Being a historian, I love to talk about the past.  I'm especially interested in talking about such obscure groups as the Nonjurors.  You  ask: who are the Nonjurors?   Well that is a subject for another day -- but here's a link just in case you're really curious. 

But, more to the point, American Christians have a tendency to relegate history to the back burner of the conversation.  We're all about the present and the future.  We'd just as soon not get stuck in the past, unless of course we're daydreaming about mythical golden ages when everyone was a Christian and the nation was Christian.  There is a tendency, as well to recreate history to suit our own purposes -- as we saw recently with the Texas Textbook Committee.  Or maybe we'll develop the hubris to think that our age is the beginning of the next great age of faith, surpassing all that came before. 

Diana Butler Bass wrote a piece yesterday for her new Huffington Post  blog posting entitled "Is Western Christianity Suffering from Spiritual Amnesia?"   I'd like to clip a couple of excerpts and comment on them because I believe she's raising important questions.

At the present juncture of history, Western Christianity is suffering from a bad case of spiritual amnesia. Even those who claim to be devout or conservative often know little about the history of their faith traditions. Our loss of memory began more than two centuries ago, at the high tide of the Enlightenment. As modern society developed, the condition of broken memory -- being disconnected from the past -- became more widespread. Indeed, in the words of one French Catholic thinker, the primary spiritual dilemma of contemporary religion is the "loss and reconstruction" of memory.

If we're suffering from spiritual amnesia, we're likely suffering from a spiritual identity crisis.  This is an age when the changes are coming at us fast and furious.  Many of us feel as if we're rafting the the white waters of the Colorado River.  Where is our anchor?  Our sense of identity?  One of the consequences of amnesia is a loss of identity.  You simply don't know who you are or where you come from.  That is the danger that faces us today, and its largely our own fault.  We've simply not told our stories.    

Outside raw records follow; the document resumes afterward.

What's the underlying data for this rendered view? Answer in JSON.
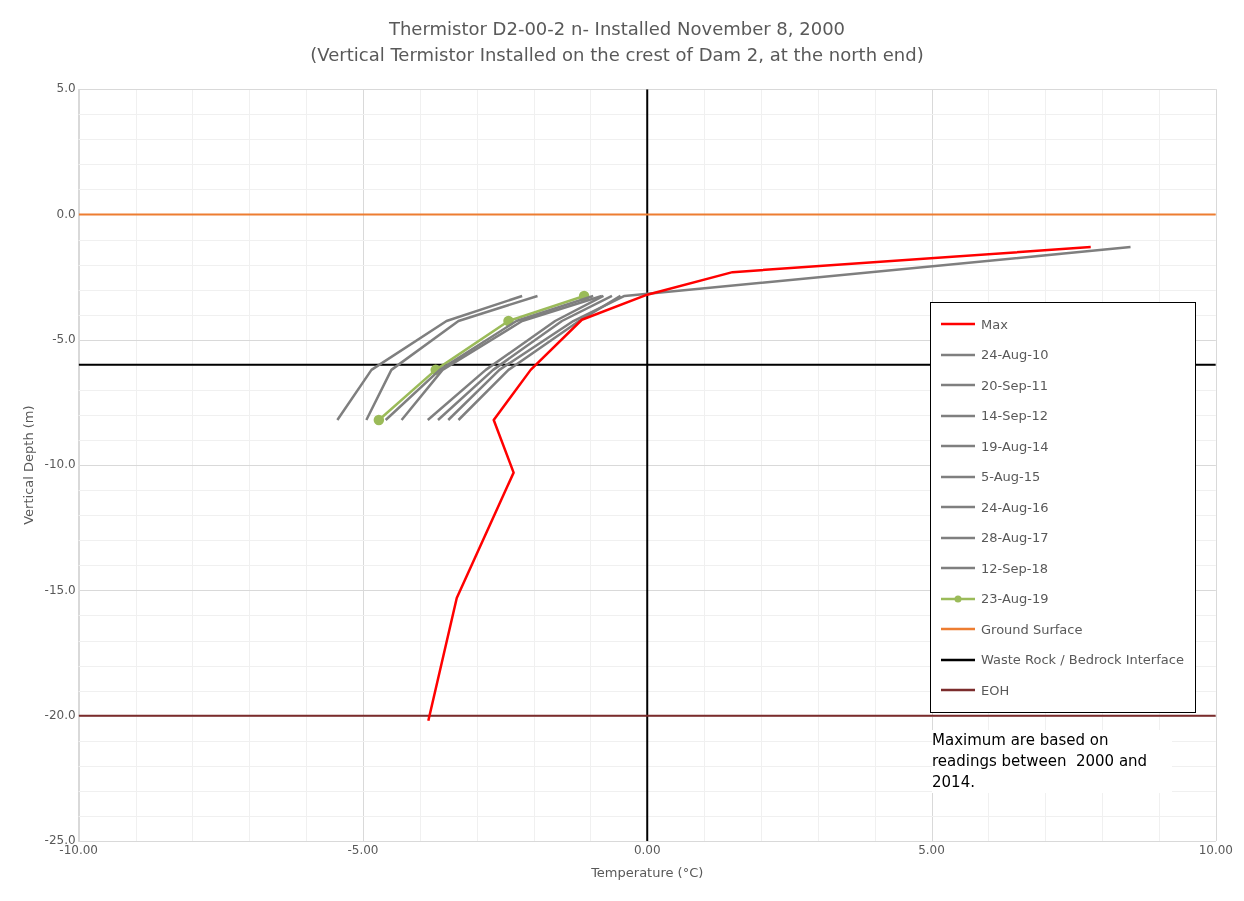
{
  "chart_data": {
    "type": "line",
    "title": "Thermistor D2-00-2 n- Installed November 8, 2000",
    "subtitle": "(Vertical Termistor Installed on the crest of Dam 2, at the north end)",
    "xlabel": "Temperature (°C)",
    "ylabel": "Vertical Depth (m)",
    "xlim": [
      -10,
      10
    ],
    "ylim": [
      -25,
      5
    ],
    "xticks": [
      {
        "value": -10,
        "label": "-10.00"
      },
      {
        "value": -5,
        "label": "-5.00"
      },
      {
        "value": 0,
        "label": "0.00"
      },
      {
        "value": 5,
        "label": "5.00"
      },
      {
        "value": 10,
        "label": "10.00"
      }
    ],
    "yticks": [
      {
        "value": 5,
        "label": "5.0"
      },
      {
        "value": 0,
        "label": "0.0"
      },
      {
        "value": -5,
        "label": "-5.0"
      },
      {
        "value": -10,
        "label": "-10.0"
      },
      {
        "value": -15,
        "label": "-15.0"
      },
      {
        "value": -20,
        "label": "-20.0"
      },
      {
        "value": -25,
        "label": "-25.0"
      }
    ],
    "grid": true,
    "legend": "right",
    "marker": "none",
    "line_style": "solid",
    "series": [
      {
        "name": "Max",
        "color": "#ff0000",
        "x": [
          7.8,
          1.5,
          0.0,
          -1.15,
          -2.05,
          -2.7,
          -2.35,
          -3.35,
          -3.85
        ],
        "values": [
          -1.3,
          -2.3,
          -3.2,
          -4.2,
          -6.2,
          -8.2,
          -10.3,
          -15.3,
          -20.2
        ]
      },
      {
        "name": "24-Aug-10",
        "color": "#7f7f7f",
        "x": [
          -2.2,
          -3.53,
          -4.85,
          -5.45
        ],
        "values": [
          -3.25,
          -4.25,
          -6.2,
          -8.2
        ]
      },
      {
        "name": "20-Sep-11",
        "color": "#7f7f7f",
        "x": [
          -1.93,
          -3.32,
          -4.5,
          -4.94
        ],
        "values": [
          -3.25,
          -4.25,
          -6.2,
          -8.2
        ]
      },
      {
        "name": "14-Sep-12",
        "color": "#7f7f7f",
        "x": [
          -0.95,
          -2.3,
          -3.65,
          -4.6
        ],
        "values": [
          -3.25,
          -4.25,
          -6.2,
          -8.2
        ]
      },
      {
        "name": "19-Aug-14",
        "color": "#7f7f7f",
        "x": [
          8.5,
          -0.4,
          -1.3,
          -2.6,
          -3.5
        ],
        "values": [
          -1.3,
          -3.25,
          -4.25,
          -6.2,
          -8.2
        ]
      },
      {
        "name": "5-Aug-15",
        "color": "#7f7f7f",
        "x": [
          -0.8,
          -2.2,
          -3.6,
          -4.32
        ],
        "values": [
          -3.25,
          -4.25,
          -6.2,
          -8.2
        ]
      },
      {
        "name": "24-Aug-16",
        "color": "#7f7f7f",
        "x": [
          -0.77,
          -1.62,
          -2.84,
          -3.86
        ],
        "values": [
          -3.25,
          -4.25,
          -6.2,
          -8.2
        ]
      },
      {
        "name": "28-Aug-17",
        "color": "#7f7f7f",
        "x": [
          -0.62,
          -1.5,
          -2.71,
          -3.68
        ],
        "values": [
          -3.25,
          -4.25,
          -6.2,
          -8.2
        ]
      },
      {
        "name": "12-Sep-18",
        "color": "#7f7f7f",
        "x": [
          -0.47,
          -1.2,
          -2.44,
          -3.32
        ],
        "values": [
          -3.25,
          -4.25,
          -6.2,
          -8.2
        ]
      },
      {
        "name": "23-Aug-19",
        "color": "#9bbb59",
        "marker": "circle",
        "x": [
          -1.11,
          -2.44,
          -3.72,
          -4.72
        ],
        "values": [
          -3.25,
          -4.25,
          -6.2,
          -8.2
        ]
      }
    ],
    "ref_lines": [
      {
        "axis": "y",
        "value": 0,
        "label": "Ground Surface",
        "color": "#ed7d31"
      },
      {
        "axis": "y",
        "value": -6,
        "label": "Waste Rock / Bedrock Interface",
        "color": "#000000"
      },
      {
        "axis": "y",
        "value": -20,
        "label": "EOH",
        "color": "#7b2c2c"
      },
      {
        "axis": "x",
        "value": 0,
        "color": "#000000"
      }
    ],
    "annotations": [
      "Maximum are based on readings between  2000 and 2014."
    ]
  }
}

Although many recoil from the term tradition, tradition is something we need to reclaim if we're to reclaim a sense of identity that will anchor us as we shoot the rapids of modernity/postmodernity.    Diana clarifies this a bit in her closing paragraph:

About a year ago, I heard Newsweek's Jon Meacham say, "History is to a country what memory is to an individual." The quip seems particularly apt to American religious groups. To paraphrase, history is to a religion (or a denomination, church, or faith community) what memory is to an individual. To lose memory is neither funny nor sad; rather, it is a path to profound brokenness, a loss of self, meaning, and God that leaves us in darkness unable to act in purposeful ways in the world. Thus, I wonder: Is spiritual amnesia a precursor to religious Alzheimer's, a fatal loss of memory for which there is no cure? I hope not. And I hope that religious people -- especially my progressive brothers and sisters -- can tether their passion for contemporary faith to ancient wisdom.

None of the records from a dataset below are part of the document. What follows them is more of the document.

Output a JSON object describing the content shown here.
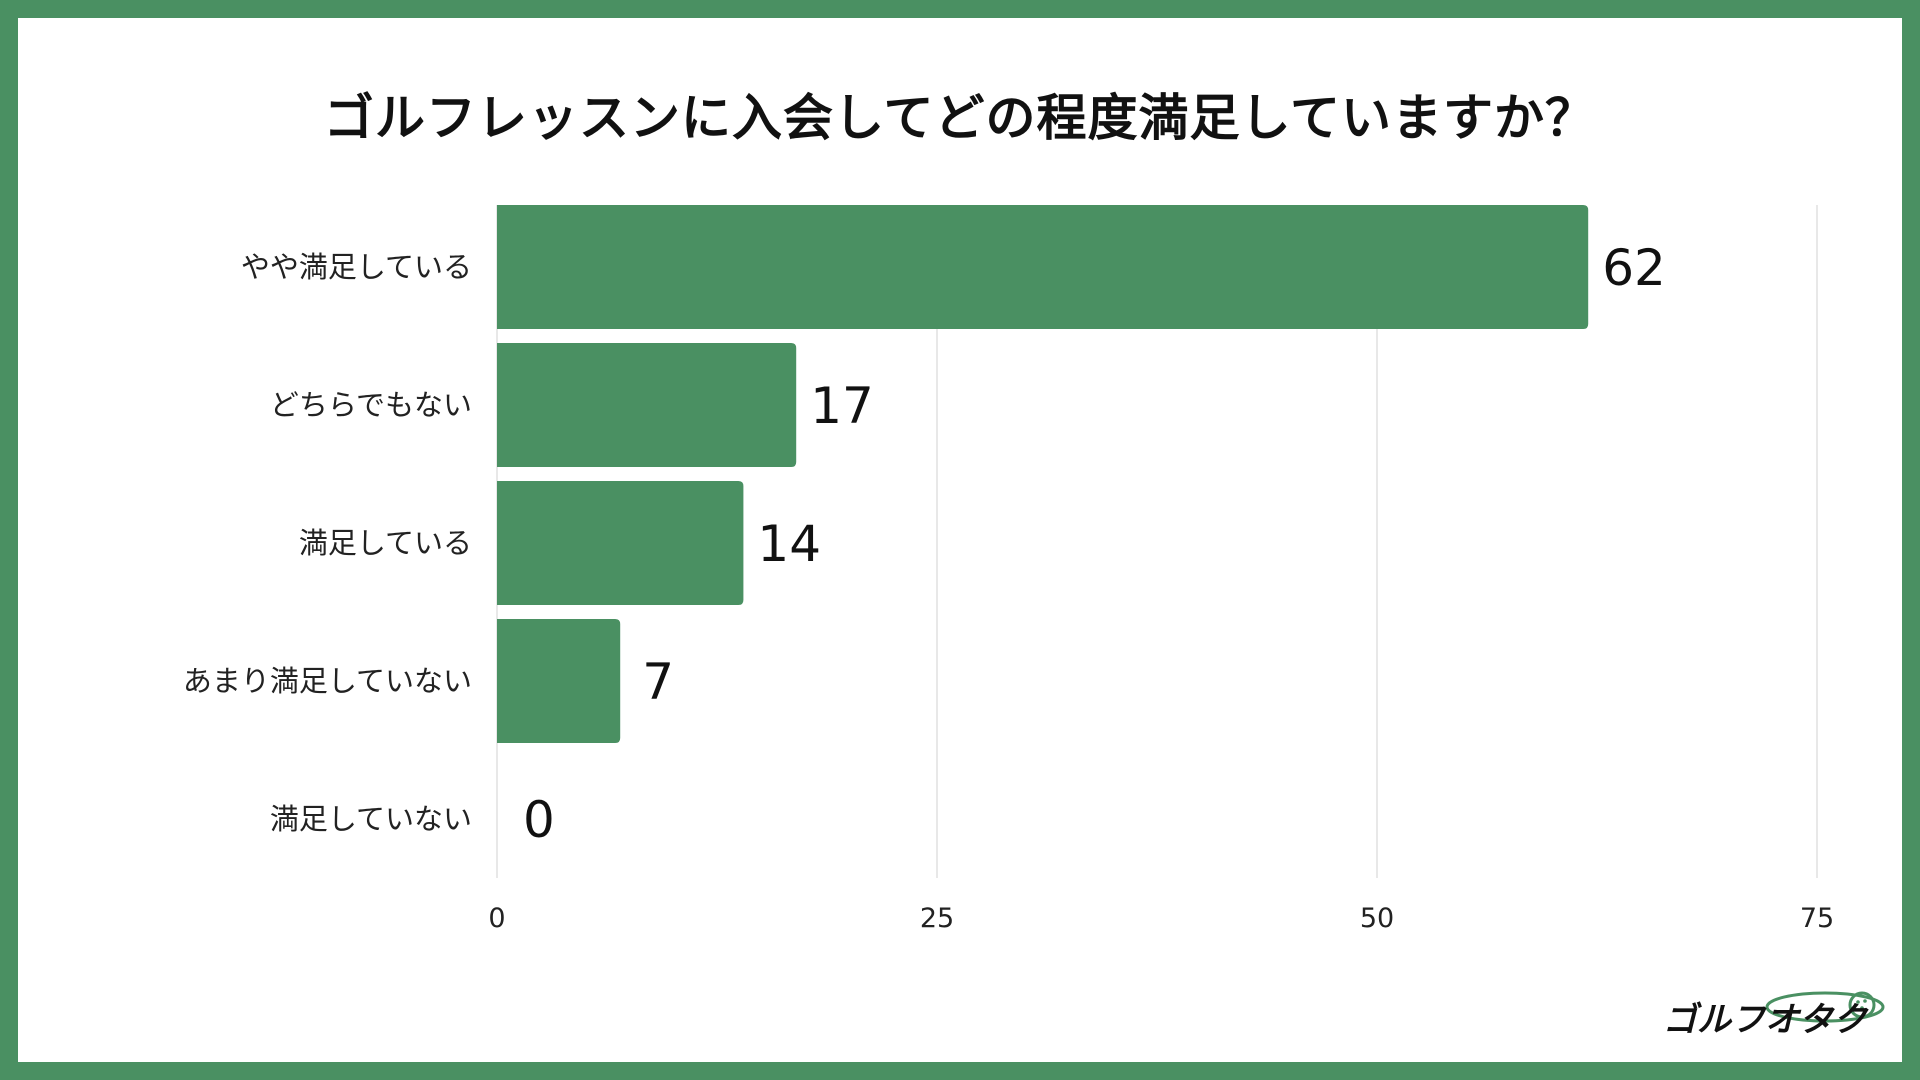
{
  "chart_data": {
    "type": "bar",
    "orientation": "horizontal",
    "title": "ゴルフレッスンに入会してどの程度満足していますか？",
    "categories": [
      "やや満足している",
      "どちらでもない",
      "満足している",
      "あまり満足していない",
      "満足していない"
    ],
    "values": [
      62,
      17,
      14,
      7,
      0
    ],
    "xlim": [
      0,
      75
    ],
    "xticks": [
      "0",
      "25",
      "50",
      "75"
    ],
    "grid": "vertical",
    "bar_color": "#4a9062",
    "frame_color": "#4a9062"
  },
  "brand": {
    "logo_text": "ゴルフオタク",
    "logo_icon": "golf-ball-icon"
  }
}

As we seek to tether our passion for faith to the ancient wisdom, let me recommend Diana's own book People's History of Christianity (Harper One, 2009) as a good place to start.  And, if you're a bit more ambitious, you might check out Diarmond MacCulloch's Christianity:  The First Three Thousand Years (Viking, 2010).  MacCulloch's book just arrived in the mail from the publisher, and all I've had time to do is flip through the pages -- but even though it's over a thousand pages in length -- it looks as if it will be a good read. 


Bill Gibson said…
You're right Bob, Diarmaid MacCulloch's book is magnificent. A bit daunting in size, but eminently readable. And while I dont agree with all he says, much of it is stimulating and bracing. Oh, and by the way, great to see the image of Archbishop Sancroft leading the seven bishops out of Westminster Hall in 1688 at the top of your page. As Michael Barone argued, the Glorious Revolution might be England's history, but it was also America's first revolution also!
Bill Gibson
Bill thanks for your recommendation of MacCulloch. It is going to take some time to get through!

And glad you like my little expression of Nonjuring life!
David Mc said…
I wouldn't compare turning away from outdated spirituality/ theology to an adult losing their memory. I'd compare it to a youngster with a new, different world to relate and makes sense in. We need to greet God in this age. In this world. Sometimes things are so different, you can't/ shouldn't go back.

History is fun though. So is archeology/ anthropology.
David, take a look at Diana's full article -- that will give more context.

It's not a question of abandoning outdated ideas. It's not understanding how ideas came to be. Every idea and action has a history.
David Mc said…
Ignoring history is different from forgetting spirituality. It's easy to misunderstand her title. She does have a good point here- "What should we teach our children?" That's tough even with grown children.
David Mc said…
I don't mean to get too far off topic, but I just saw Detroit made the CSmonitor. Stories like these are good for its spirit.